I think I'm starting to have a mid-life crisis. As my 35th birthday approaches, I'm looking at what I've accomplished in life thus far and I'm thinking there's still something missing that I can't quite put my finger on. I'm not saying that what I already have is defective; all in all life's been good to me so far. (My Maserati goes 185; I lost my license now I can't drive...) There's just something intangible that is gnawing at me ever so subtly. It's not a lack of offspring; that'll happen in due course; so it's not really missing, just later.
*gnaw*
I can rule out writing as that intangible as well. Getting my poetry published is a nice thought, but it's not a critical must-do-before-it's-too-late task. Plus, this venture is essentially a self-published work (that thus far has a vast readership of me.) In a sense, this could be seen as working out at the gym for my mind - toning up my writers craft muscles a couple of times a week, trying new exercises. An author's aerobics: "Parse that sentence, conjugate that verb! Let's go people! Let's flex those ads! Jective! Verb! Jective! Verb!"
*gnaw*
Back in high school I was in the Tech Club (nerd!), where we would do the lights and sound for various school productions; plays, musicals, recitals and such. Some of my friends were in the Theatre Guild. I was able to, through them, participate a couple of times in plays and workshops. The small teasing taste of acting that I had has always stayed with me. I don't think as a teenager I had the self-confidence to pursue that avenue further; I would have likely given up from frustration.

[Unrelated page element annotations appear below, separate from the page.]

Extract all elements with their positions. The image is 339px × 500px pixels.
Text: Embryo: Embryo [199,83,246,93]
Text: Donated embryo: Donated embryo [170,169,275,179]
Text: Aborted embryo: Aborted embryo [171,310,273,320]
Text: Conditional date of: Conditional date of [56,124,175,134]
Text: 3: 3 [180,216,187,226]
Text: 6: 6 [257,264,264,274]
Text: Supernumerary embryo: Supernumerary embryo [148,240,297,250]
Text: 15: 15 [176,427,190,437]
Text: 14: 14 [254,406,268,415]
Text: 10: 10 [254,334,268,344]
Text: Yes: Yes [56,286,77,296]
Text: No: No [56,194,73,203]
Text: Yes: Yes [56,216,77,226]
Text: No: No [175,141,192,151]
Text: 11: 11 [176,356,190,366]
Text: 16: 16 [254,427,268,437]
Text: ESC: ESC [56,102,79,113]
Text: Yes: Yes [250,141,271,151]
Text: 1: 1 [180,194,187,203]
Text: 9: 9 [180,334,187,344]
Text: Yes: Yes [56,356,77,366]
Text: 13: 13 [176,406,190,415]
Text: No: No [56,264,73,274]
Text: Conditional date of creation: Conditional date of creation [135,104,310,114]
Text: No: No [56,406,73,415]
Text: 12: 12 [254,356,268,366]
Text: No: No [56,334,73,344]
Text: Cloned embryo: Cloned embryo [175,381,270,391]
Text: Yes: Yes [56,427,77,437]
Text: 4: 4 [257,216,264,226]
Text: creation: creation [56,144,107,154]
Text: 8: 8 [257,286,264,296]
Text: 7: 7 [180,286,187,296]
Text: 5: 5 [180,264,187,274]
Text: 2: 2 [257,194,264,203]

Here it is now some sixteen years since I graduated grade 13 and that taste in my mouth has strengthened. I know who I am now and I am aware of what life is all about. That gnawing little bastard intangible is the acting bug, and I want to catch it full force. I don't mean Hollywood or Broadway or God forbid the CBC. (Just kidding, of course. The CBC is great, whenever it gets some pence, er, annual budget alloted by the government.) I'd be perfectly happy in a community theatre, tossing out a couple of plays a year.
I am going to see what there is available for an inexperienced schmuck like me. The worst that can happen is that I'm told I stink like a limberger-farting skunk and that I should never set foot on a stage again, lest I receive death threats.
I'd love to put on a production of Rosencrantz And Guildenstern Are Dead, by Tom Stoppard. Saw the movie adaptation of it, thought it was a rather dark. I'd do it much more farcical. It's a damn funny play. We studied it in Grade 13 English. My friend Andrew (a tall burly Scotsman) read the part of Rosencrantz and I (at the time a skinny twerp) read Guildenstern. We had the whole class and the teacher in stitches each day that we read from it. We stood at the front of the room and acted out the various scenes; we improvised some of the physical comedy; it was a hoot.
The feeling that I had when we were 'performing' the play - that's the gnawing little bastard.